Abstract

A generic external-compression inlet model was tested to investigate the effect of duct height on terminal shock/boundary-layer interactions, with special sidewall arrangements to eliminate corner separations. Experimental results showed that the separation length significantly decreased by 41% as the duct height was reduced from 60 mm to 40 mm . To obtain the influence of the duct height in a wider range of values, Reynolds-averaged Navier–Stokes simulations were further performed. The scales of the -shock structure and separation region decrease as the duct height decreases. Shrinkage of the scale of the λ-shock structure results from a decrease in separation length. The downstream shift in the separation point and the upstream shift in the reattachment point both contribute to this decrease, but the upstream shift in the reattachment point is a dominant reason.

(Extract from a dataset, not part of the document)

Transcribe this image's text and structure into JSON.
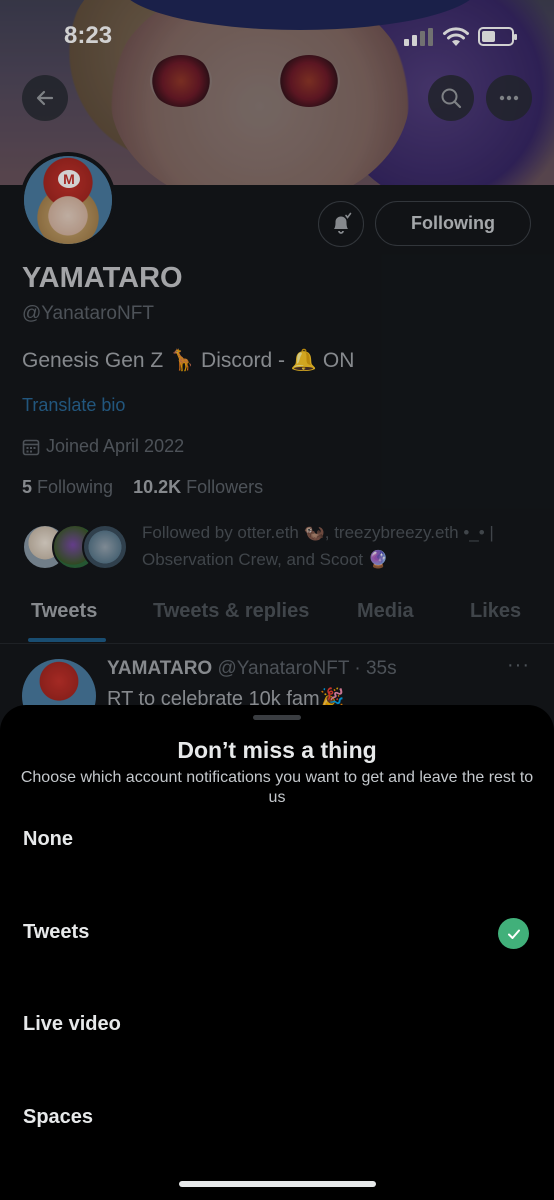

The underlying mechanisms of the variation in the reattachment position as the duct height decreases include two aspects. The first is the stronger pressure gradient in the wall-normal direction immediately behind the shock system, which produces a stronger radial pressure gradient above the bumplike separation bubble, quickly turning the streamlines toward the bottom wall and enclosing the bubble. The second results from the postshock acceleration of the irrotational flow above the separated layer as the duct height decreases. An accelerating mainstream with a favorable pressure gradient above the separated layer increases the mixing strength and momentum exchange between the low-speed layer near the wall and high-speed flow above the separated layer.